Question

An object is suspended from two cables that meet at a point above the object. One cable pulls with a force modeled by F1 = −77i + 35j. The other cable pulls with a force modeled by F2 = 92i + 84j. What is the angle between the cables?
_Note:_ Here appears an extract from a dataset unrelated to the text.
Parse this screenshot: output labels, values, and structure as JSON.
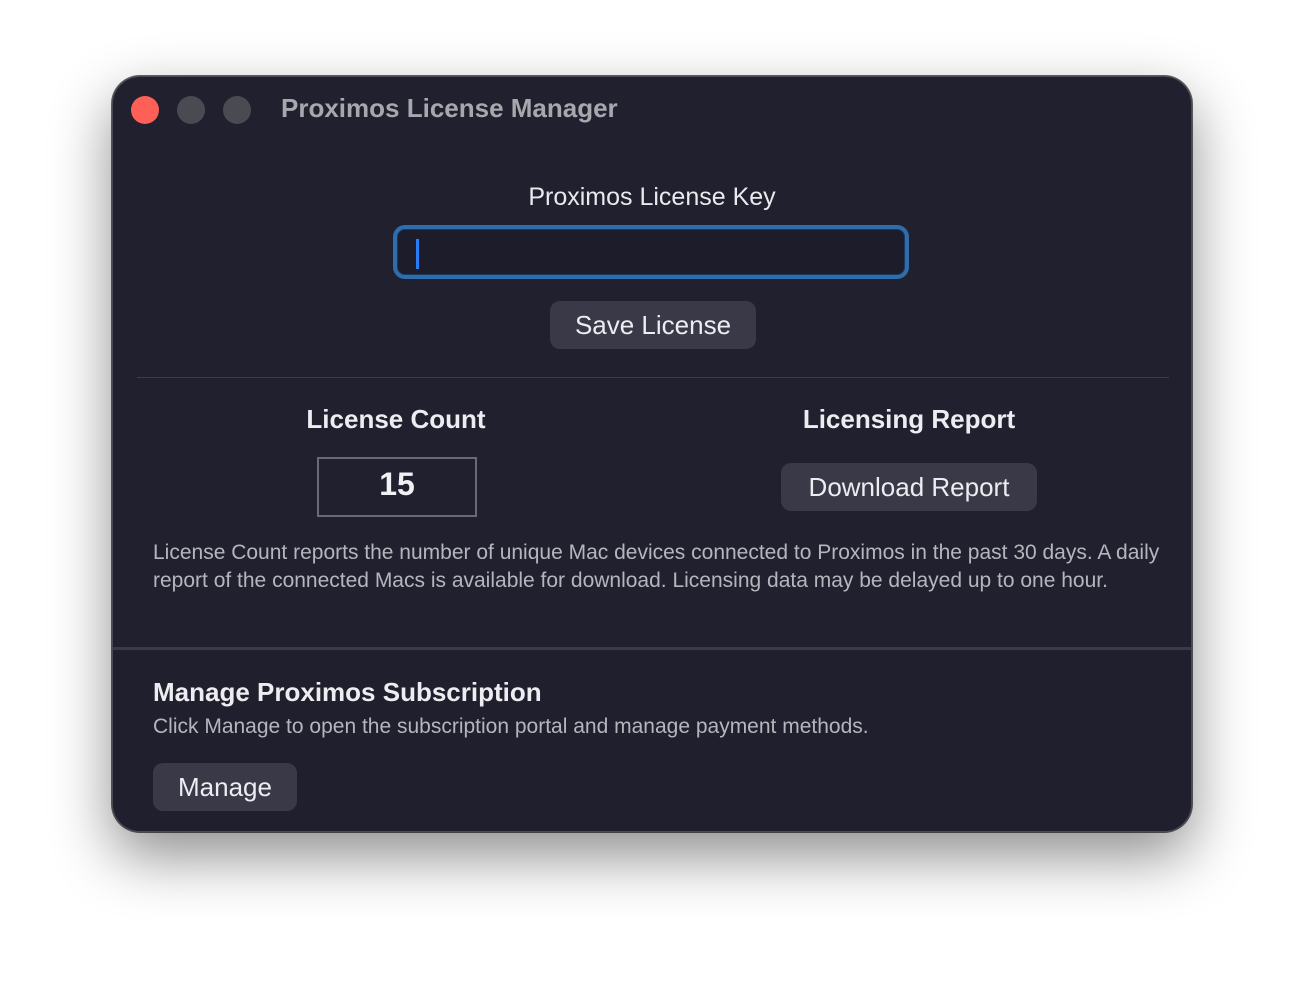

Round to the nearest degree.

Answer 1

`113\degree`

Step-by-step explanation

To find the angle between the two forces, we have to apply the formula for the dot product of two vectors:

`\begin{gathered} F_1\cdot F_2=|F_1|\cdot|F_2|\cdot\cos \theta \\ \Rightarrow\cos \theta=(F_1\cdot F_2)/(|F_1|\cdot|F_2|) \end{gathered}`

where θ = angle between the forces

Let us find the dot product of the two forces:

`\begin{gathered} F_1\cdot F_2=(-77i+35j)\cdot(92i+84j) \\ F_1\cdot F_2=(-77\cdot92)+(35\cdot84) \\ F_1\cdot F_2=-7084+2940 \\ F_1\cdot F_2=-4144 \end{gathered}`

Now, let us find the magnitude of the two vectors.

For F1:

`\begin{gathered} \lvert F_1\rvert=\sqrt[]{(-77)^2+(35)^2} \\ \lvert F_1\rvert=\sqrt[]{5929+1225}=\sqrt[]{7154} \\ \lvert F_1\rvert=84.58 \end{gathered}`

For F2:

`\begin{gathered} \lvert F_2\rvert=\sqrt[]{(92)^2+(84)^2} \\ \lvert F_2\rvert=\sqrt[]{8464+7056}=\sqrt[]{15520} \\ \lvert F_2\rvert=124.58 \end{gathered}`

Now, substitute all the calculated values into the dot product equation obtained above:

`\begin{gathered} \cos \theta=(-4144)/(84.58\cdot124.58) \\ \cos \theta=(-4144)/(10536.98)=-0.3933 \end{gathered}`

Solve for θ:

`\begin{gathered} \theta=\cos ^(-1)(-0.3933) \\ \theta=113\degree \end{gathered}`

That is the angle between the forces.